We also tested for different lengths of response windows from segment onset and decided that 6 s after segment onset provided optimal results, since segments were, on average, 3.7 s (SD = 2.5 s) long and previous research indicated that subjective and physiological response measures have time lags between 2 and 3 s (Pearce, Ruiz, et al., 2010; Ravaja et al., 2008). However, if no significant effects were reported for 7-s-long response windows, we also tested with 4-s-long windows. If the results did change, they were reported (e.g., HR analyses).

Finally, future analyses could also test for individual differences in participants’ emotional responses to violations of expectations, which were beyond the scope of this study due to space limitations. Emotional reactions to music have been shown to have a high interindividual variance (Grewe, Nagel, Altenmüller, & Kopiez, 2009–2010) that may be explained by interindividual differences in music-related syntactical knowledge creating different expectations in different listeners.

Conclusions

On the basis of statistical modeling and on subjective measures of expectation, this study showed that violations of structural expectations in live music performance induced emotional reactions in listeners, with associated activations in two different response components: subjective feelings and peripheral arousal. This study extends previous research to a greater range of psychophyisological responses to melodic expectations induced in a live concert experiment. There was also limited support for two additional findings. Unexpected musical moments induced unpleasant feelings (only in IC-based analyses), and highly expected segments also produced physiological responses (changes in SCR and RespR).
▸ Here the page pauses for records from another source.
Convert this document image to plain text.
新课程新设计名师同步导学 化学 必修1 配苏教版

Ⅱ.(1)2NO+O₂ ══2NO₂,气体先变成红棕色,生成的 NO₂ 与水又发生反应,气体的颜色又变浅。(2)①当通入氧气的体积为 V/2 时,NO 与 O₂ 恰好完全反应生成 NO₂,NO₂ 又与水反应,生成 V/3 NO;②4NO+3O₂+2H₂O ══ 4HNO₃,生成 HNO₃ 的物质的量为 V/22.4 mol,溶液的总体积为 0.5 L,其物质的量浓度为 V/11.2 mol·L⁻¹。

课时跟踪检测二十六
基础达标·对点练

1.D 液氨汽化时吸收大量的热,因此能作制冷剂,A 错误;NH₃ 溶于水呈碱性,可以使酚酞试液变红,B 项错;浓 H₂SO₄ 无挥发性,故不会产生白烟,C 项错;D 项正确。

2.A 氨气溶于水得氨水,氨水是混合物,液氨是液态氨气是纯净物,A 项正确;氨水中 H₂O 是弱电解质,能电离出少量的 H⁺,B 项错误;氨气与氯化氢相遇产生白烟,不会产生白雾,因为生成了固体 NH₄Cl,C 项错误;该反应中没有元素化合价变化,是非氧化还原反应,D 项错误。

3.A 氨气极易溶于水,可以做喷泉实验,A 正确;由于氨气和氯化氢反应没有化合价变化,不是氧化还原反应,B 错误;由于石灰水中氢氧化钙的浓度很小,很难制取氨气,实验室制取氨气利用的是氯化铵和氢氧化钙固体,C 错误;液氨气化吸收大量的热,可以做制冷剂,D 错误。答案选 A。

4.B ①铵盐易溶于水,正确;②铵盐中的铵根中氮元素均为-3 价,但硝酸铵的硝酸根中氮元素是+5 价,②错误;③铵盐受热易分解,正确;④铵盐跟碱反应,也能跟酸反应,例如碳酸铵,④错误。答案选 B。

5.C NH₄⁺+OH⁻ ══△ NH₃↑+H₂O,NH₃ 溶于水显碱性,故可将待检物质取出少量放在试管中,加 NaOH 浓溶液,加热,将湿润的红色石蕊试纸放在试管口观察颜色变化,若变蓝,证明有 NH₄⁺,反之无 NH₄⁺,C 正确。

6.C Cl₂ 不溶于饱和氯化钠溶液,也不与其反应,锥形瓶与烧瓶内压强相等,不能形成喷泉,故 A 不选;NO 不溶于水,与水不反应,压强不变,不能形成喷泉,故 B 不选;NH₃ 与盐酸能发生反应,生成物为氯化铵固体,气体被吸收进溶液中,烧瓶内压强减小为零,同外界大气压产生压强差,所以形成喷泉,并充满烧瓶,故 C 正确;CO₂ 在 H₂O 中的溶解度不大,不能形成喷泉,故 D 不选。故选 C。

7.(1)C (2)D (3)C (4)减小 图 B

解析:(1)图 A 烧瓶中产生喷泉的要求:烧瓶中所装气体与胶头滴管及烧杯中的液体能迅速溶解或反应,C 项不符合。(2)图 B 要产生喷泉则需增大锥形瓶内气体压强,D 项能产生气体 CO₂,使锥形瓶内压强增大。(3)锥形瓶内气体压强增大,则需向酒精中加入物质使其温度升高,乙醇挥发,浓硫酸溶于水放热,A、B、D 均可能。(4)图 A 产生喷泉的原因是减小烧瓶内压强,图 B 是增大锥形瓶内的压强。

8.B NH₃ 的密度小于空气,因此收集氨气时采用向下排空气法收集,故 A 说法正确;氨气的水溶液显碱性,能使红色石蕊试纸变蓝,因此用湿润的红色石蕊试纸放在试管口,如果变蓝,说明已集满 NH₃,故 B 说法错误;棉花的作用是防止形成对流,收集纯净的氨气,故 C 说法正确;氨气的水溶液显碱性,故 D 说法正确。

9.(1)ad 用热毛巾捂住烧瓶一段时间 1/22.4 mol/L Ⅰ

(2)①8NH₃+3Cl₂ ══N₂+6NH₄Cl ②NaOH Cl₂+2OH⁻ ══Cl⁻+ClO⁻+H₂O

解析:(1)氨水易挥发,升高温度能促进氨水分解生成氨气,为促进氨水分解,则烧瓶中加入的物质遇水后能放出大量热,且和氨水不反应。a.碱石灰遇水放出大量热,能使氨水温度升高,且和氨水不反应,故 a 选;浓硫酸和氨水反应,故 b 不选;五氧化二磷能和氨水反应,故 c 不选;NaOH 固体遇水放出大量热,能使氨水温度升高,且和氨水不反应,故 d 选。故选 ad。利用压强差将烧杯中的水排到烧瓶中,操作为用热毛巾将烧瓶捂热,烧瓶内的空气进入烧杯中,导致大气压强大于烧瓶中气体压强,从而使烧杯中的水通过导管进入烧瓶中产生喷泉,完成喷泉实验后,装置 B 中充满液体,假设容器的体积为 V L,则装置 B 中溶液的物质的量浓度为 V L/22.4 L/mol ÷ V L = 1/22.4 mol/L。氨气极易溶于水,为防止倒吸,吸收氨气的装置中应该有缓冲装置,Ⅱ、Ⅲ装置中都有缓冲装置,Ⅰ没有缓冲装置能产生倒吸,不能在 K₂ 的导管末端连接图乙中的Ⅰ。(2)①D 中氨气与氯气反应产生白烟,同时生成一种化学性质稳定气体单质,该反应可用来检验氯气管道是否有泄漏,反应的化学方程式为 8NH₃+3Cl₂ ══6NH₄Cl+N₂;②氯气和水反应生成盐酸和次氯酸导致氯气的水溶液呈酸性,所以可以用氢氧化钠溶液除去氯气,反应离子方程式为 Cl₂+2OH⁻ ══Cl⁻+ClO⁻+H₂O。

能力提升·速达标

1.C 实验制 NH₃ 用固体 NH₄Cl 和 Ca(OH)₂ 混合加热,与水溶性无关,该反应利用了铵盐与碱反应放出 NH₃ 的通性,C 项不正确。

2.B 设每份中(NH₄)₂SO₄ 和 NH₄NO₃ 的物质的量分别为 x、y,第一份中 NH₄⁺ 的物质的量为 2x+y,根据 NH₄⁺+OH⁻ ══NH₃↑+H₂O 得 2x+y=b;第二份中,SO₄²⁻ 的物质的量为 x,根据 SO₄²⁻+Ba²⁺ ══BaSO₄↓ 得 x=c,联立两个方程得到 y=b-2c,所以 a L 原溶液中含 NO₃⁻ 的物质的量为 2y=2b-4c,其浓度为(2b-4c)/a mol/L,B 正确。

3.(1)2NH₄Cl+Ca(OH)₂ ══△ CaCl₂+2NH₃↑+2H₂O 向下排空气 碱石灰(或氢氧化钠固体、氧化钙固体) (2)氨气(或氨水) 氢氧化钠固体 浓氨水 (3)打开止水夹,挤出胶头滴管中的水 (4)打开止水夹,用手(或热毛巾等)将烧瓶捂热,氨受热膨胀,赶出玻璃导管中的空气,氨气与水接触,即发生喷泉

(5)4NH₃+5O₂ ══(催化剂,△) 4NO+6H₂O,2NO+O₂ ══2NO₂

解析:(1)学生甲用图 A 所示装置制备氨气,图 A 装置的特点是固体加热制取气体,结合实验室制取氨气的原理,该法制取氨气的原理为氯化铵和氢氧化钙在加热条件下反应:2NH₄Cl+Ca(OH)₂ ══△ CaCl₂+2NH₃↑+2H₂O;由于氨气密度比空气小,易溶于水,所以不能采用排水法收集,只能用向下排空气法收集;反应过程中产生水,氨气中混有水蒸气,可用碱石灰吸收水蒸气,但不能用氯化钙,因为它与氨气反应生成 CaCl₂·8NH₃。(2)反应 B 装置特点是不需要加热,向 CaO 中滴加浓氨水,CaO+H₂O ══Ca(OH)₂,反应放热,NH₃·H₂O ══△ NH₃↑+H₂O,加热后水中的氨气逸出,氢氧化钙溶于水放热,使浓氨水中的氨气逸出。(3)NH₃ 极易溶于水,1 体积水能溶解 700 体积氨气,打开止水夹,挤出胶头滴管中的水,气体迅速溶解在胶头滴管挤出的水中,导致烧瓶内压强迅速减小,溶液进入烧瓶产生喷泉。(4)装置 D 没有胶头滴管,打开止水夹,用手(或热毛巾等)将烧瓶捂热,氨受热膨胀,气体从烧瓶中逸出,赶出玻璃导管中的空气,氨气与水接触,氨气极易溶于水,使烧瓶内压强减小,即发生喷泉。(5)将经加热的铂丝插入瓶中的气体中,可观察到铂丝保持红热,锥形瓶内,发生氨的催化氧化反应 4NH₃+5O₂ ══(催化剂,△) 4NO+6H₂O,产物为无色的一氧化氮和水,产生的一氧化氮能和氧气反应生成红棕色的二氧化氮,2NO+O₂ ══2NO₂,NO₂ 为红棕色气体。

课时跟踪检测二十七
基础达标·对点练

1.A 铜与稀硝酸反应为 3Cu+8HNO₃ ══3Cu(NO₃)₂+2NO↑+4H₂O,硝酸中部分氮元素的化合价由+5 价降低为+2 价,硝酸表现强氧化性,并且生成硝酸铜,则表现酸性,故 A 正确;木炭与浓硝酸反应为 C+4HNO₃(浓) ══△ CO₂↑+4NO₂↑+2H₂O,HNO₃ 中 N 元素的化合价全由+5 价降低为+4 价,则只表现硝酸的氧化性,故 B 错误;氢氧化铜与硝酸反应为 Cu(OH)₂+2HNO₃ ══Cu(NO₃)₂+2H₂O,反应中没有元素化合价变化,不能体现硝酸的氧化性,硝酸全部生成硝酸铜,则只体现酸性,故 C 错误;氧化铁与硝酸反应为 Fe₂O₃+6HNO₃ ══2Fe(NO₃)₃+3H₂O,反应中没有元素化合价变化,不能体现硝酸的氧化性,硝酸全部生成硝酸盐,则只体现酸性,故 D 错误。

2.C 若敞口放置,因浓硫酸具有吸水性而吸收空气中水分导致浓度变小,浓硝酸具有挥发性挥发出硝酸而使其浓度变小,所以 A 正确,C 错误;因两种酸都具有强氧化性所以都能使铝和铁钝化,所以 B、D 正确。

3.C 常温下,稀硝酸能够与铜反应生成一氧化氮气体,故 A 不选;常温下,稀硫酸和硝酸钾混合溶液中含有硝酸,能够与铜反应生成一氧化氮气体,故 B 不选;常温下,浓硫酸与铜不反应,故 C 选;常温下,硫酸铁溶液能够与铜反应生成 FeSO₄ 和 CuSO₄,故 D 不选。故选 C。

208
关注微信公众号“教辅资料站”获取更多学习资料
These results contribute evidence to discussions concerning the ability of music to induce fully component-synchronized emotions by itself (Cochrane, 2010). Here, musical structures and their performances induced varying degrees of predictability that, in turn, had effects on several levels of emotion measurement, supporting the emotivist position described above. Finally, we note that we understand expectation as being only one of many mechanisms that might be involved in creating emotional responses to music (Juslin & Västfjäll, 2008). Therefore, we have focused on analyzing events in the music that were relevant to this mechanism, corroborating the often-predicted link between expectation and emotion in music (Meyer, 1956, 1957). Our results advance research on music-induced emotion by taking it beyond exploratory studies, like those cited in our introduction, to the next scientific level of formulating and testing theoretical mechanistic models that generate falsifiable hypotheses.